The table below summarizes RMSE and training/prediction time for both models. While UBCF trains quickly and performs reasonably well on small datasets, Spark ALS demonstrates better scalability potential with large-scale data due to its distributed design.

As dataset size and complexity increase—particularly with millions of users and items—a Spark-based recommender system becomes essential to support scalable, parallelized, and production-level recommendation pipelines.

Conclusions

In this project I attempted to develop a recommender system for the MovieLense 100k dataset. The approach was to build a recommender model based on the ALS factorization technique, using the sparklyr package to access the MLlib library on Apache Spark. On the positive side, I was able to load the dataset into a Spark table, do some exploratory analysis, and return the results to RStudio. However, for the most important part, I wasn’t able to build a working model because the ml_als function wasn’t accessible with my environment setup.

Some observations and findings from this project include:

Complexity of new systems: It was clear from this project that learning to use Apache Spark productively will take a substantial investment of time and effort to learn new platforms and applications (e.g., sparklyr, Databricks, MLlib library). This includes becoming familiar with the Spark ecosystem of functions and libraries, learning new syntax and programming logic, reviewing error logs, etc. Stability of new applications: For this project I used a development version of sparklyr (v1.0.1.9004) and a “preview release” of RStudio (v1.2.1555), as suggested in the sparklyr description page. While working with new applications under development may offer cutting-edge capabilities and new techniques, the risk is that stability may suffer as these applications may not be fully stabilized, tested, and integrated with each other. Efficiency in dealing with large datasets: It seems that for large datasets of >10 million ratings, for instance, the advantages of distributed computing should easily outweigh the costs of switching to and learning new application systems.
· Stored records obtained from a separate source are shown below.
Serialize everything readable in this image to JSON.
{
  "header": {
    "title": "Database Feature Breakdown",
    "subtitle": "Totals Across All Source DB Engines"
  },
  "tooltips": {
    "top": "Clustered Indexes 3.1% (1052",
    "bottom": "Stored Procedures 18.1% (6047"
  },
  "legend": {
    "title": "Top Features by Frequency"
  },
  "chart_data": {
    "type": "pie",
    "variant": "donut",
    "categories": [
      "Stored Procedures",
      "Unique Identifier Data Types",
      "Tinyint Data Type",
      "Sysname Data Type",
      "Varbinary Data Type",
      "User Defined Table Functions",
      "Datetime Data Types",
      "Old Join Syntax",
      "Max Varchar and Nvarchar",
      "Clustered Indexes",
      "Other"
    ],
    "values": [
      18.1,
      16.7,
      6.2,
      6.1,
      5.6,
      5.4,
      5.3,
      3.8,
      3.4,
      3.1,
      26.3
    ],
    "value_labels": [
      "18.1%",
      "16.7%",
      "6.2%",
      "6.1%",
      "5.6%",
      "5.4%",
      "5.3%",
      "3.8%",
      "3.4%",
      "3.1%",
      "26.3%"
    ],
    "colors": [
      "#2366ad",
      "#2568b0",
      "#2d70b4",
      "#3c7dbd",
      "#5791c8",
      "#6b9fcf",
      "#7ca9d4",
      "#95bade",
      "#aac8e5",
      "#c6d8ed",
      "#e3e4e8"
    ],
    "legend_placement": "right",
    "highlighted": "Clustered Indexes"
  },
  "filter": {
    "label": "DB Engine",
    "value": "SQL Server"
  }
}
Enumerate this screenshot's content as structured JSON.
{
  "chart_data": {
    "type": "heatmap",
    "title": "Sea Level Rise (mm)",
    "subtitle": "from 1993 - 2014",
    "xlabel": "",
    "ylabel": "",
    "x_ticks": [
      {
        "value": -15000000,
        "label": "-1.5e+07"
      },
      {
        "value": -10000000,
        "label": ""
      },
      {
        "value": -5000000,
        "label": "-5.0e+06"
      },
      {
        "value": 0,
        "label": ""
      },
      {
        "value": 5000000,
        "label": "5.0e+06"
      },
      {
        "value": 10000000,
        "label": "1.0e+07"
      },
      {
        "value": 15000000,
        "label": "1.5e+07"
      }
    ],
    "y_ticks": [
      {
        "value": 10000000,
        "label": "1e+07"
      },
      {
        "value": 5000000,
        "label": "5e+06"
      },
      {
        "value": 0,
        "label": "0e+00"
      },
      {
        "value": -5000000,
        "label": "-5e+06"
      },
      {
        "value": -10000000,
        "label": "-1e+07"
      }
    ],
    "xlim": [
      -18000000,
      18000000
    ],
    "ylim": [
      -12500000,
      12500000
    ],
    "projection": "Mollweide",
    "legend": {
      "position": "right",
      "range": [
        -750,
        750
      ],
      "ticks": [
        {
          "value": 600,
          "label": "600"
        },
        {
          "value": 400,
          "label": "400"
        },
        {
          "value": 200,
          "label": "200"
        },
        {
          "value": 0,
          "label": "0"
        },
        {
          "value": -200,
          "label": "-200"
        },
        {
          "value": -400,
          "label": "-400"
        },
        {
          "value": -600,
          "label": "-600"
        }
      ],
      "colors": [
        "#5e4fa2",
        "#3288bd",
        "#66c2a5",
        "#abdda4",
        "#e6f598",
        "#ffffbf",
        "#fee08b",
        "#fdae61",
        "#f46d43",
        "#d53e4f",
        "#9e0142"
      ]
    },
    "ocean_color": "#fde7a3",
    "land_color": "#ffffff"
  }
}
From my last project working with the MovieLense 100k dataset using recommenderlab in RStudio, it was apparent that efficiency limits were close at hand, as some algorithms took on the order of 5-10 minutes to complete. Scaling this up by a factor of 10x (from 100K to 10 million ratings) would imply processing times on the order of 8-16 hours.